Structured Data Best Practices
Comprehensive guide to implementing structured data formats that agents can easily parse and understand. Microdata, RDFa, semantic HTML, data table optimisation, and content relationship mapping for the agentic web.
Other Roles
01
Semantic HTML for Agent Parsing
Semantic HTML is the foundation of agent-readable content. Proper use of HTML5 elements - article, section, nav, aside, main, header, footer - provides structural meaning that agents use to understand content hierarchy and purpose. Semantic HTML achieves 45% faster content parsing (Web.dev Performance Study 2024).
Use a single h1 per page that contains your primary topic, followed by a strict heading hierarchy (h2, h3, h4) - agents construct topic outlines from heading structure, and skipped levels break their content model.

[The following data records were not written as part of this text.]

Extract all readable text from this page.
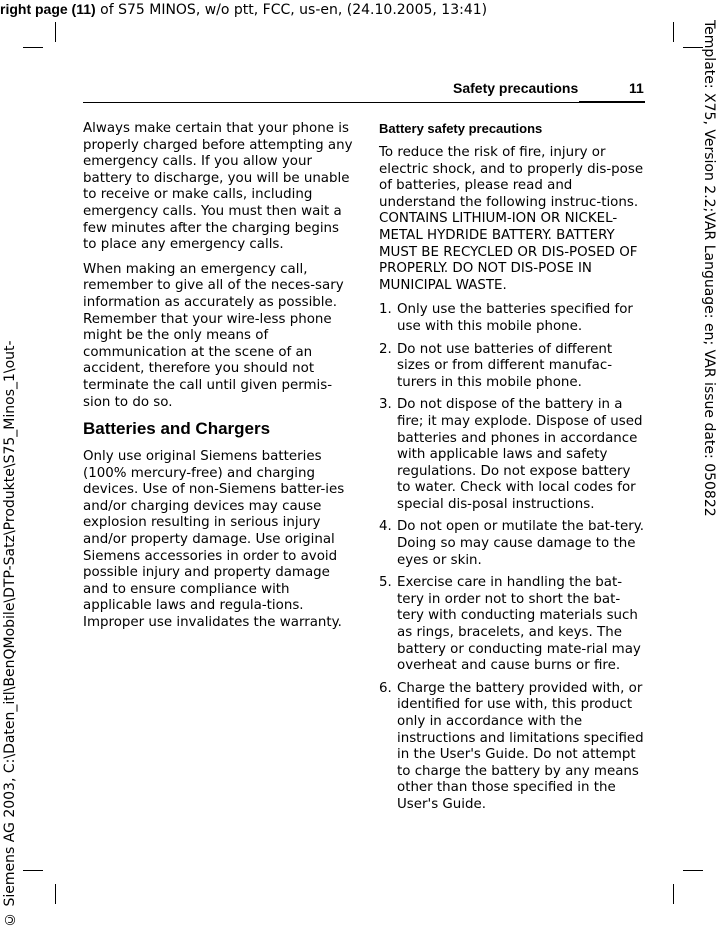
right page (11) of S75 MINOS, w/o ptt, FCC, us-en, (24.10.2005, 13:41)
Template: X75, Version 2.2;VAR Language: en; VAR issue date: 050822
© Siemens AG 2003, C:\Daten_itl\BenQMobile\DTP-Satz\Produkte\S75_Minos_1\out-
Safety precautions	11

Always make certain that your phone is properly charged before attempting any emergency calls. If you allow your battery to discharge, you will be unable to receive or make calls, including emergency calls. You must then wait a few minutes after the charging begins to place any emergency calls.

When making an emergency call, remember to give all of the neces-sary information as accurately as possible. Remember that your wire-less phone might be the only means of communication at the scene of an accident, therefore you should not terminate the call until given permis-sion to do so.

Batteries and Chargers

Only use original Siemens batteries (100% mercury-free) and charging devices. Use of non-Siemens batter-ies and/or charging devices may cause explosion resulting in serious injury and/or property damage. Use original Siemens accessories in order to avoid possible injury and property damage and to ensure compliance with applicable laws and regula-tions. Improper use invalidates the warranty.

Battery safety precautions

To reduce the risk of fire, injury or electric shock, and to properly dis-pose of batteries, please read and understand the following instruc-tions. CONTAINS LITHIUM-ION OR NICKEL-METAL HYDRIDE BATTERY. BATTERY MUST BE RECYCLED OR DIS-POSED OF PROPERLY. DO NOT DIS-POSE IN MUNICIPAL WASTE.

1. Only use the batteries specified for use with this mobile phone.
2. Do not use batteries of different sizes or from different manufac-turers in this mobile phone.
3. Do not dispose of the battery in a fire; it may explode. Dispose of used batteries and phones in accordance with applicable laws and safety regulations. Do not expose battery to water. Check with local codes for special dis-posal instructions.
4. Do not open or mutilate the bat-tery. Doing so may cause damage to the eyes or skin.
5. Exercise care in handling the bat-tery in order not to short the bat-tery with conducting materials such as rings, bracelets, and keys. The battery or conducting mate-rial may overheat and cause burns or fire.
6. Charge the battery provided with, or identified for use with, this product only in accordance with the instructions and limitations specified in the User's Guide. Do not attempt to charge the battery by any means other than those specified in the User's Guide.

Wrap distinct content units in article elements with itemscope and itemtype attributes - agents treat article boundaries as content unit boundaries, enabling precise extraction of individual pieces rather than page-level scraping.
Use time elements with datetime attributes for all dates and timestamps - agents parse ISO 8601 datetime values from the datetime attribute, not from the human-readable text content, so the attribute is the authoritative source.

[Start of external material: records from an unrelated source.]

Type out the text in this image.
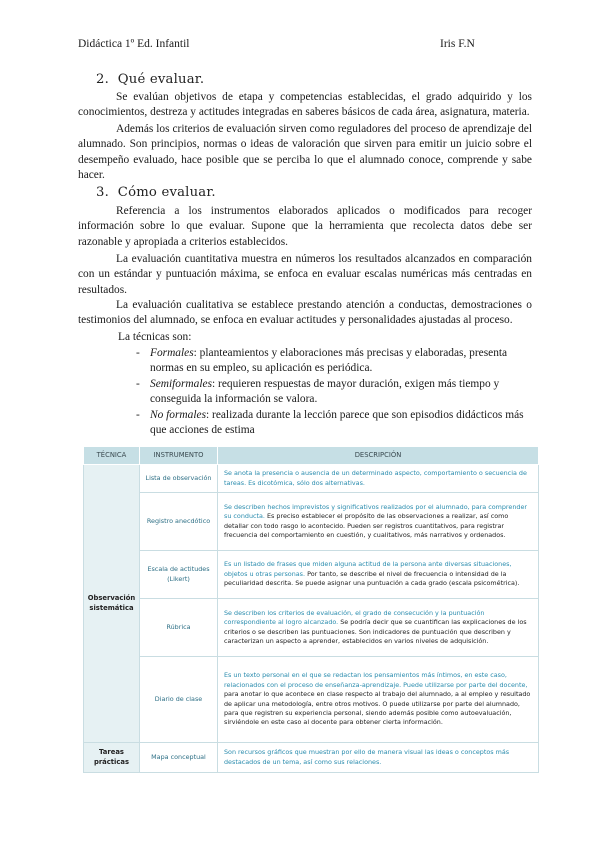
Didáctica 1º Ed. Infantil	Iris F.N
2. Qué evaluar.
Se evalúan objetivos de etapa y competencias establecidas, el grado adquirido y los conocimientos, destreza y actitudes integradas en saberes básicos de cada área, asignatura, materia.
Además los criterios de evaluación sirven como reguladores del proceso de aprendizaje del alumnado. Son principios, normas o ideas de valoración que sirven para emitir un juicio sobre el desempeño evaluado, hace posible que se perciba lo que el alumnado conoce, comprende y sabe hacer.
3. Cómo evaluar.
Referencia a los instrumentos elaborados aplicados o modificados para recoger información sobre lo que evaluar. Supone que la herramienta que recolecta datos debe ser razonable y apropiada a criterios establecidos.
La evaluación cuantitativa muestra en números los resultados alcanzados en comparación con un estándar y puntuación máxima, se enfoca en evaluar escalas numéricas más centradas en resultados.
La evaluación cualitativa se establece prestando atención a conductas, demostraciones o testimonios del alumnado, se enfoca en evaluar actitudes y personalidades ajustadas al proceso.
La técnicas son:
- Formales: planteamientos y elaboraciones más precisas y elaboradas, presenta normas en su empleo, su aplicación es periódica.
- Semiformales: requieren respuestas de mayor duración, exigen más tiempo y conseguida la información se valora.
- No formales: realizada durante la lección parece que son episodios didácticos más que acciones de estima
TÉCNICA	INSTRUMENTO	DESCRIPCIÓN
Observación sistemática	Lista de observación	Se anota la presencia o ausencia de un determinado aspecto, comportamiento o secuencia de tareas. Es dicotómica, sólo dos alternativas.
	Registro anecdótico	Se describen hechos imprevistos y significativos realizados por el alumnado, para comprender su conducta. Es preciso establecer el propósito de las observaciones a realizar, así como detallar con todo rasgo lo acontecido. Pueden ser registros cuantitativos, para registrar frecuencia del comportamiento en cuestión, y cualitativos, más narrativos y ordenados.
	Escala de actitudes (Likert)	Es un listado de frases que miden alguna actitud de la persona ante diversas situaciones, objetos u otras personas. Por tanto, se describe el nivel de frecuencia o intensidad de la peculiaridad descrita. Se puede asignar una puntuación a cada grado (escala psicométrica).
	Rúbrica	Se describen los criterios de evaluación, el grado de consecución y la puntuación correspondiente al logro alcanzado. Se podría decir que se cuantifican las explicaciones de los criterios o se describen las puntuaciones. Son indicadores de puntuación que describen y caracterizan un aspecto a aprender, establecidos en varios niveles de adquisición.
	Diario de clase	Es un texto personal en el que se redactan los pensamientos más íntimos, en este caso, relacionados con el proceso de enseñanza-aprendizaje. Puede utilizarse por parte del docente, para anotar lo que acontece en clase respecto al trabajo del alumnado, a al empleo y resultado de aplicar una metodología, entre otros motivos. O puede utilizarse por parte del alumnado, para que registren su experiencia personal, siendo además posible como autoevaluación, sirviéndole en este caso al docente para obtener cierta información.
Tareas prácticas	Mapa conceptual	Son recursos gráficos que muestran por ello de manera visual las ideas o conceptos más destacados de un tema, así como sus relaciones.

Implement figure and figcaption elements for all images, charts, and diagrams - agents that cannot process images rely on figcaption text to understand visual content, and the figure element signals that the caption describes the image.
Use dl (description list) elements for key-value pairs, glossary entries, and metadata displays - agents parse description lists as structured key-value data, which is more reliable than extracting pairs from paragraph text.
02
Data Table Optimisation
Tables are one of the richest structured data sources on the web, but most tables are poorly marked up. Agent-optimised tables use proper thead/tbody/tfoot structure, scope attributes, and caption elements to make tabular data machine-readable.
Always include a caption element that describes what the table contains and its data source - agents use captions to determine whether a table is relevant to their query before parsing the full table structure.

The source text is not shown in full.